To think that Lake Chagan in Russia was actually created by a fusion bomb is astonishing. The tests that America and Russia did, and especially the hoax which took in Juan Peron to spend tens of millions of dollars on a fusion engine by a fake scientist, all are brilliantly told.  It can be a bit too technically oriented (despite being explained in simple terms brilliantly by the author) for people looking for stories but it definitely is fascinating to read.


First he takes on the cold fusion fiasco bordering on fraud by two famous scientists, both with glorious pasts, and their ultimate humiliation and exile to the fringes of the scientific research and he explains it very well.


Again I must reiterate : I have never seen anyone explain complex concepts so well. He explains how lasers are generated. Fascinating. It is by hitting molecules with light particles in a particular way with a particular colour of light. And he describes how when another molecule of light simply passes by, the light emitted by the atom that is hit “marches in lockstep with it”


The fiasco of the Cold Fusion hype is well told. I knew what cold fusion even was only by reading this book. Nice. But the detailed description of failure after failure can seem a bit long and a bit of a narrow focus for some readers.  But his description of  Talayerkhan’s blind pursuit in the face of overwhelming contrary evidence and his final literary evisceration by the scientific community make fascinating reading. Then comes the fiasco of bubble fusion, where scientists seem to border on deceit or at least self deception to claim results that are not from quality experiments and sometimes bordering on fraud.
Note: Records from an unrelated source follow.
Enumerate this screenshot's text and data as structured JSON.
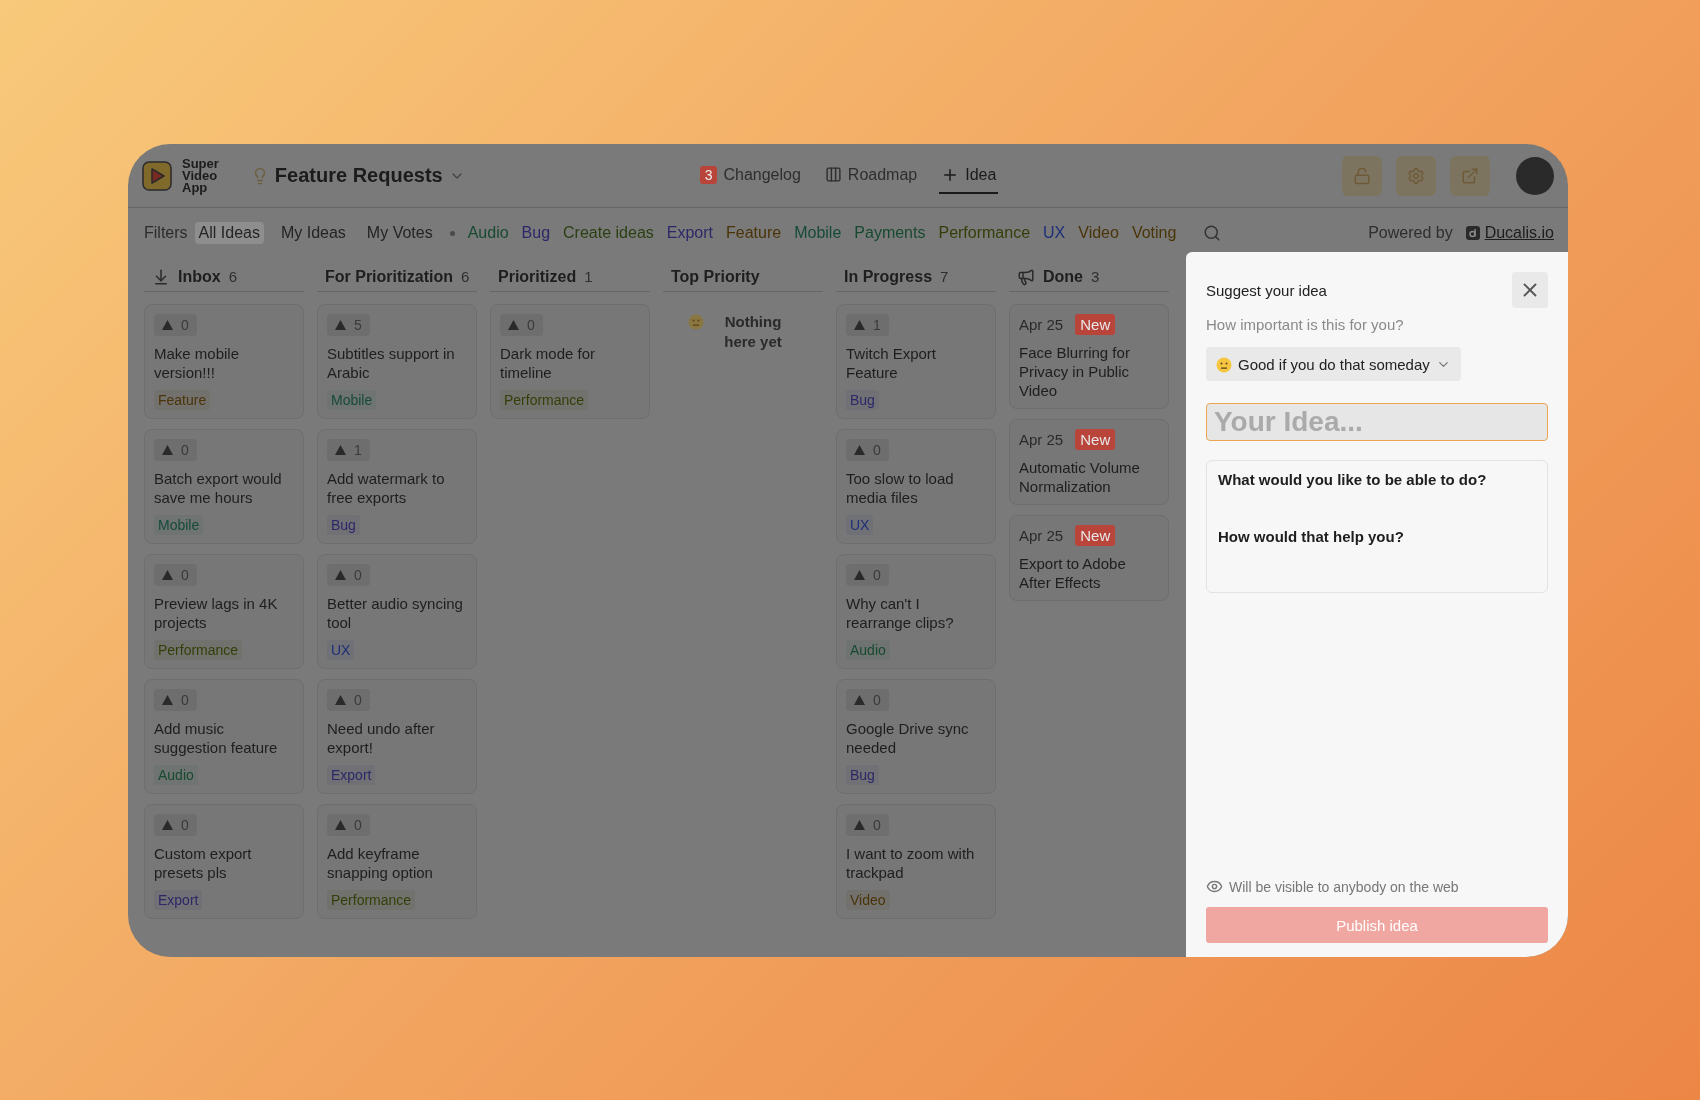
{
  "header": {
    "logo_lines": [
      "Super",
      "Video",
      "App"
    ],
    "board_title": "Feature Requests",
    "nav": [
      {
        "kind": "changelog",
        "label": "Changelog",
        "badge": "3",
        "selected": false
      },
      {
        "kind": "roadmap",
        "label": "Roadmap",
        "selected": false
      },
      {
        "kind": "add",
        "label": "Idea",
        "selected": true
      }
    ],
    "actions": [
      {
        "kind": "lock"
      },
      {
        "kind": "settings"
      },
      {
        "kind": "share"
      }
    ]
  },
  "filters": {
    "label": "Filters",
    "views": [
      {
        "label": "All Ideas",
        "selected": true
      },
      {
        "label": "My Ideas",
        "selected": false
      },
      {
        "label": "My Votes",
        "selected": false
      }
    ],
    "tags": [
      {
        "label": "Audio",
        "color": "#174a30"
      },
      {
        "label": "Bug",
        "color": "#2c2868"
      },
      {
        "label": "Create ideas",
        "color": "#2a4012"
      },
      {
        "label": "Export",
        "color": "#2c2868"
      },
      {
        "label": "Feature",
        "color": "#4a3408"
      },
      {
        "label": "Mobile",
        "color": "#154a3a"
      },
      {
        "label": "Payments",
        "color": "#174a30"
      },
      {
        "label": "Performance",
        "color": "#333f08"
      },
      {
        "label": "UX",
        "color": "#1f2e78"
      },
      {
        "label": "Video",
        "color": "#4a3408"
      },
      {
        "label": "Voting",
        "color": "#4a3408"
      }
    ],
    "powered_by": "Powered by",
    "powered_link": "Ducalis.io"
  },
  "columns": [
    {
      "title": "Inbox",
      "count": "6",
      "kind": "inbox",
      "cards": [
        {
          "votes": "0",
          "title": "Make mobile version!!!",
          "tag": {
            "label": "Feature",
            "color": "#4a3408"
          }
        },
        {
          "votes": "0",
          "title": "Batch export would save me hours",
          "tag": {
            "label": "Mobile",
            "color": "#154a3a"
          }
        },
        {
          "votes": "0",
          "title": "Preview lags in 4K projects",
          "tag": {
            "label": "Performance",
            "color": "#333f08"
          }
        },
        {
          "votes": "0",
          "title": "Add music suggestion feature",
          "tag": {
            "label": "Audio",
            "color": "#174a30"
          }
        },
        {
          "votes": "0",
          "title": "Custom export presets pls",
          "tag": {
            "label": "Export",
            "color": "#2c2868"
          }
        }
      ]
    },
    {
      "title": "For Prioritization",
      "count": "6",
      "kind": "plain",
      "cards": [
        {
          "votes": "5",
          "title": "Subtitles support in Arabic",
          "tag": {
            "label": "Mobile",
            "color": "#154a3a"
          }
        },
        {
          "votes": "1",
          "title": "Add watermark to free exports",
          "tag": {
            "label": "Bug",
            "color": "#2c2868"
          }
        },
        {
          "votes": "0",
          "title": "Better audio syncing tool",
          "tag": {
            "label": "UX",
            "color": "#1f2e78"
          }
        },
        {
          "votes": "0",
          "title": "Need undo after export!",
          "tag": {
            "label": "Export",
            "color": "#2c2868"
          }
        },
        {
          "votes": "0",
          "title": "Add keyframe snapping option",
          "tag": {
            "label": "Performance",
            "color": "#333f08"
          }
        }
      ]
    },
    {
      "title": "Prioritized",
      "count": "1",
      "kind": "plain",
      "cards": [
        {
          "votes": "0",
          "title": "Dark mode for timeline",
          "tag": {
            "label": "Performance",
            "color": "#333f08"
          }
        }
      ]
    },
    {
      "title": "Top Priority",
      "kind": "plain",
      "empty_text": "Nothing here yet"
    },
    {
      "title": "In Progress",
      "count": "7",
      "kind": "plain",
      "cards": [
        {
          "votes": "1",
          "title": "Twitch Export Feature",
          "tag": {
            "label": "Bug",
            "color": "#2c2868"
          }
        },
        {
          "votes": "0",
          "title": "Too slow to load media files",
          "tag": {
            "label": "UX",
            "color": "#1f2e78"
          }
        },
        {
          "votes": "0",
          "title": "Why can't I rearrange clips?",
          "tag": {
            "label": "Audio",
            "color": "#174a30"
          }
        },
        {
          "votes": "0",
          "title": "Google Drive sync needed",
          "tag": {
            "label": "Bug",
            "color": "#2c2868"
          }
        },
        {
          "votes": "0",
          "title": "I want to zoom with trackpad",
          "tag": {
            "label": "Video",
            "color": "#4a3408"
          }
        }
      ]
    },
    {
      "title": "Done",
      "count": "3",
      "kind": "done",
      "cards": [
        {
          "date": "Apr 25",
          "badge": "New",
          "title": "Face Blurring for Privacy in Public Video"
        },
        {
          "date": "Apr 25",
          "badge": "New",
          "title": "Automatic Volume Normalization"
        },
        {
          "date": "Apr 25",
          "badge": "New",
          "title": "Export to Adobe After Effects"
        }
      ]
    }
  ],
  "panel": {
    "title": "Suggest your idea",
    "question": "How important is this for you?",
    "importance": "Good if you do that someday",
    "idea_placeholder": "Your Idea...",
    "prompts": [
      "What would you like to be able to do?",
      "How would that help you?"
    ],
    "visibility_note": "Will be visible to anybody on the web",
    "publish": "Publish idea"
  }
}
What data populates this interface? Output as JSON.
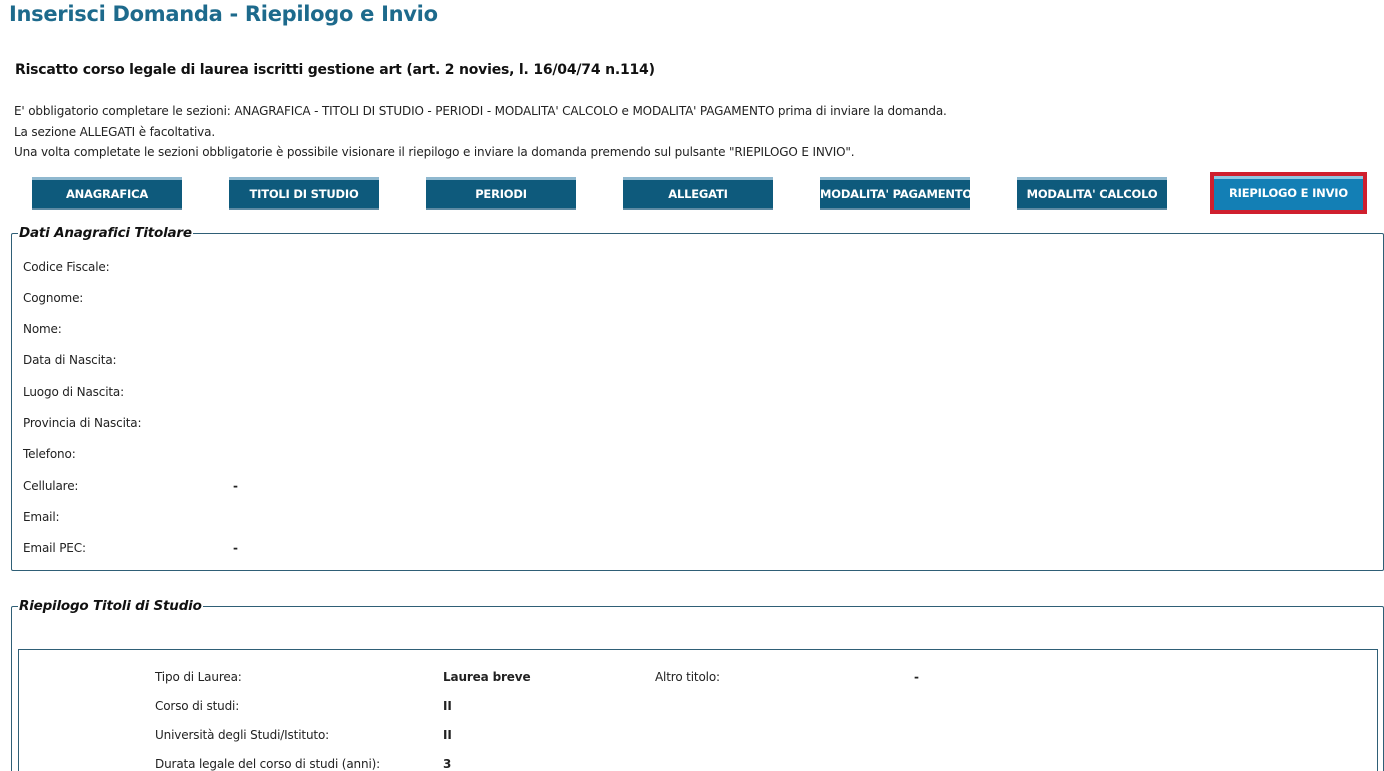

The next piece about the fusion research and the hidden agenda of the countries is well told.


The ending? Meh. A lot of proselytizing and some repetition of the older ideas. Could have been better. His explanation of complex concepts is awe inspiringly masterly. Just for that, this book should be read by anyone interested in fusion or fission.


In my final rating, the rate is a bit low only because of the subpar ending.